The Management Data Warehouse
The management data warehouse is a relational
database where the Data Collector stores its data. A single MDW database
can serve as the central repository for data collectors running on one
or more target SQL Server instances. A data collector is configured on
each target server, and it collects and uploads data to the MDW
database, which may be on a remote server. Between the time the data is
captured and the time it is uploaded, the Data Collector may write
temporary data into cache files on the target server.
Note
You can install the MDW on the same instance of SQL
Server that is running the Data Collector. However, if server resources
or performance are an issue on the server that is being monitored, you
might want to install the management data warehouse on a different
computer to avoid additional CPU and I/O contention.
The MDW can become quite large, growing at
approximately 250–500MB per day. This is roughly around 2GB of database
storage per server each week. You need to decide how long you want to
retain the data based on on your performance monitoring needs and your
storage availability. For the most part, you can probably stick with the
default retention settings, which are 14 days for Query Statistics and
Server Activity History data collections and two years for Disk Usage
Summary collections.
The
required schemas and the objects to support the predefined system
collection sets are created when you run the wizard to create the MDW.

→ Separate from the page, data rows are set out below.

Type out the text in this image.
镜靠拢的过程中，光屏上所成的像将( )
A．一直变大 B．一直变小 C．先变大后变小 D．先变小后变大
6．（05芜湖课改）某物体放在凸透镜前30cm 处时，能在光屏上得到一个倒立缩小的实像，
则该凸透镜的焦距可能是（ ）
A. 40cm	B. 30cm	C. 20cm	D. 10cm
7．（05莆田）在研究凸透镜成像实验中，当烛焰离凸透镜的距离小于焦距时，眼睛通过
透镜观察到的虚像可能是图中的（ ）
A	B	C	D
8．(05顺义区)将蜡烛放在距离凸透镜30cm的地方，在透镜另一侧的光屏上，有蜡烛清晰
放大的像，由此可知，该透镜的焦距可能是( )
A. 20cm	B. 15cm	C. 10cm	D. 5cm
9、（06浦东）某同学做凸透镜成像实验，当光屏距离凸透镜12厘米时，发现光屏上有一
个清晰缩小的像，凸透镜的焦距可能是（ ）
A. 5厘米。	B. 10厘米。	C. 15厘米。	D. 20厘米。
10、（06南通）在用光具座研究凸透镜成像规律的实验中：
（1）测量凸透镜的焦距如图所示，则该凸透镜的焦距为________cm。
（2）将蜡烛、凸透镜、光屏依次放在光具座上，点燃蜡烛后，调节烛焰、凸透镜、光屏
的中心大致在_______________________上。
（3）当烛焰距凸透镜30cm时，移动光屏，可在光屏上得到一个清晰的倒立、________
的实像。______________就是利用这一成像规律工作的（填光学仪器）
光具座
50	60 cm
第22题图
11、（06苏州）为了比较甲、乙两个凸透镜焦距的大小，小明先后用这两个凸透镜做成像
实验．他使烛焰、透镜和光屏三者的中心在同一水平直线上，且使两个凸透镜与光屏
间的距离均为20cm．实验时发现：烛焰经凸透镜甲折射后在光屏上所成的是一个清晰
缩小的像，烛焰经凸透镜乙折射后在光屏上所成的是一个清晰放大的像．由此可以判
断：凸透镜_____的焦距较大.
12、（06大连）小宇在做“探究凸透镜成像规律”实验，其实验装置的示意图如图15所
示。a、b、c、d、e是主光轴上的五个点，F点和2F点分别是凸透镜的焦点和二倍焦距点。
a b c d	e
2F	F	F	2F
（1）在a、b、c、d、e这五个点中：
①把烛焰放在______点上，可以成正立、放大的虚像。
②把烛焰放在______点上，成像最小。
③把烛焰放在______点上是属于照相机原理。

Two schemas are created: core and snapshots. The core
schema describes the tables, stored procedures, and views used to
organize and identify collected data. These tables are shared among all
the data tables created for individual collector types. The snapshots schema describes the objects needed to store and maintain the data collected by the collector types that are provided.
A third schema, custom_snapshots, is created
if you create your own user-defined collection sets that include
collection items that use the Generic T-SQL Query collector type.
Caution
You should not directly modify any data
stored in the management data warehouse. Changing the data that you have
collected invalidates the legitimacy of the collected data. Also,
instead of directly accessing the MDW tables, you should always use the
documented stored procedures and functions provided with the Data
Collector to access instance and application data.